The State Department report also complained about the authorities' interference in freedom of speech and press, claiming that the penal code and anti-terrorism laws retain multiple articles that restrict press freedoms and public speech on politically and culturally sensitive topics.

The arrest and prosecution of journalists, writers and Kurdish intellectuals and political activists, coupled with condemnatory speeches by political leaders, had a chilling effect on freedom of expression, the report said, adding that politicians, including Prime Minister Recep Tayyip Erdoğan, have sued their critics for defamation at all levels.

It underlined that more than 100 journalists remained imprisoned at the year's end, with most charged under anti-terrorism laws or for connections to an illegal organization. Intellectuals, writers, journalists and media outlets increasingly reported practicing self-censorship to avoid prosecution, although the media continued to criticize government leaders and policies daily and in many cases adopted an adversarial role with respect to the government, it said. The report said the government and the courts limited access to a broad range of websites based on their content.

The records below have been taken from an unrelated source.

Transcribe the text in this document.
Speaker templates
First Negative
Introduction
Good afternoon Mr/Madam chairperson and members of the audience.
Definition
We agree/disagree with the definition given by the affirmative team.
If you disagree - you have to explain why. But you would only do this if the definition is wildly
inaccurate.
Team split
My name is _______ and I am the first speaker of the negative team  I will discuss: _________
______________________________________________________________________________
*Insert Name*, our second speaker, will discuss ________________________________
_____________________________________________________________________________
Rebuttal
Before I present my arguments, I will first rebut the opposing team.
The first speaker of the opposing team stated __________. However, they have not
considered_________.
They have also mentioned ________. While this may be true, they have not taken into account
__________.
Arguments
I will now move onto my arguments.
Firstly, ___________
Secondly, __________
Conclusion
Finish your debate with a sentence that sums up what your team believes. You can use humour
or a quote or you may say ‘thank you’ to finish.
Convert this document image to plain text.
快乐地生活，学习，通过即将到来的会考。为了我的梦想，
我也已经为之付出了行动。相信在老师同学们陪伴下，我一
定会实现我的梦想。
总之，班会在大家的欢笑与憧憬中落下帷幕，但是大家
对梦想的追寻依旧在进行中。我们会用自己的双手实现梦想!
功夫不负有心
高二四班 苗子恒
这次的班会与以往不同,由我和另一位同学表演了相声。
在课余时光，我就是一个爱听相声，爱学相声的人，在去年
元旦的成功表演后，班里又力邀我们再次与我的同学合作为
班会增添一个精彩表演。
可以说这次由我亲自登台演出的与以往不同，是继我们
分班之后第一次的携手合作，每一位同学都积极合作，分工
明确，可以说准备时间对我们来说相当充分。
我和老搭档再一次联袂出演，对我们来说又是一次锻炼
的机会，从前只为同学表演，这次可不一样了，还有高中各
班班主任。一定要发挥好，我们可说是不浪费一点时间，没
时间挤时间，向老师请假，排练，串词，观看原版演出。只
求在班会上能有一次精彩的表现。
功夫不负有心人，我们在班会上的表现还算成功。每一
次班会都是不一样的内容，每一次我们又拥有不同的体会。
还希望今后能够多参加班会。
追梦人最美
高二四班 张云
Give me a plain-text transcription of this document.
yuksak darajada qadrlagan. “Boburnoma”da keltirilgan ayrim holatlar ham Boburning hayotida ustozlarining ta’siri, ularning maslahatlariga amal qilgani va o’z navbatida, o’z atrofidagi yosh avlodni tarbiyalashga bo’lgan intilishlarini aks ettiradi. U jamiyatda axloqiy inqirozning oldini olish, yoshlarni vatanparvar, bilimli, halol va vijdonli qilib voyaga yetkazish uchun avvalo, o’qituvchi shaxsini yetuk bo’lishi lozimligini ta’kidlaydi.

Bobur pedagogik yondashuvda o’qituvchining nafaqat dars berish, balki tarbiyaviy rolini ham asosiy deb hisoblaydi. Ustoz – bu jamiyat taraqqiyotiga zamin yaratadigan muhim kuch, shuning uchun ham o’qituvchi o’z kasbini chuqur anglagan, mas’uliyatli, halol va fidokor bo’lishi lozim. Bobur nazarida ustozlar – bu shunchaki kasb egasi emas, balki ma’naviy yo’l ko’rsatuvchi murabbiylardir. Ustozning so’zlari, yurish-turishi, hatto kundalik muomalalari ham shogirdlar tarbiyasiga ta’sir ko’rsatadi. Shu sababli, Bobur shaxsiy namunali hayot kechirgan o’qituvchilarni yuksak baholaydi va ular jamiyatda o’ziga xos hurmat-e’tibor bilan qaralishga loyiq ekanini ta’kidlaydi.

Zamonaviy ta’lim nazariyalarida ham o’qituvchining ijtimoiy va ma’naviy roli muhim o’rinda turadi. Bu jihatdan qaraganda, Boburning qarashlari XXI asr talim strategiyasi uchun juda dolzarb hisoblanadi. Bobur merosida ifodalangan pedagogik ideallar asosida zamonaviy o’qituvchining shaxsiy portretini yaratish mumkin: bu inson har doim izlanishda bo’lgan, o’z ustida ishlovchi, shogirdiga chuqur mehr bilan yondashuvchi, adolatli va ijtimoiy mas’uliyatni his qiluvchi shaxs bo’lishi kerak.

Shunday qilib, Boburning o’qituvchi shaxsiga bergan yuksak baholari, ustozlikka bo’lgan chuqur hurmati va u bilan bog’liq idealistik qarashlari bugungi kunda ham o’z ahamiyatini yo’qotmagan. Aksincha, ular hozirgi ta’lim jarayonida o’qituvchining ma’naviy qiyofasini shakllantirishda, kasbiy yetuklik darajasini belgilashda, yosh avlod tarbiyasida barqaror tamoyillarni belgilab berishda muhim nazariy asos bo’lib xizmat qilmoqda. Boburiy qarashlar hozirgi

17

The report also blamed the authorities for failing to effectively protect vulnerable populations it described as women, children and lesbian, gay, bisexual and transgender (LGBT) individuals, from societal abuse, discrimination and violence. Violence against women, the report warned, including honor killings and rape, remained a particularly significant problem. Child marriage persisted, it added.

Other significant human rights problems the report said were unlawful killings committed by security forces, which included a botched air strike in Uludere that killed 34 civilians mistaken for members of the Kurdistan Workers' Party (PKK).

The document also reported that demonstrations in southeast Turkey and elsewhere related to the Kurdish issue, students' rights and activities of the Higher Education Board (YÖK) were marred by violence and that members of the security forces used excessive force. “Prisons were overcrowded. Law enforcement officials did not always provide detainees immediate access to an attorney,” it also said.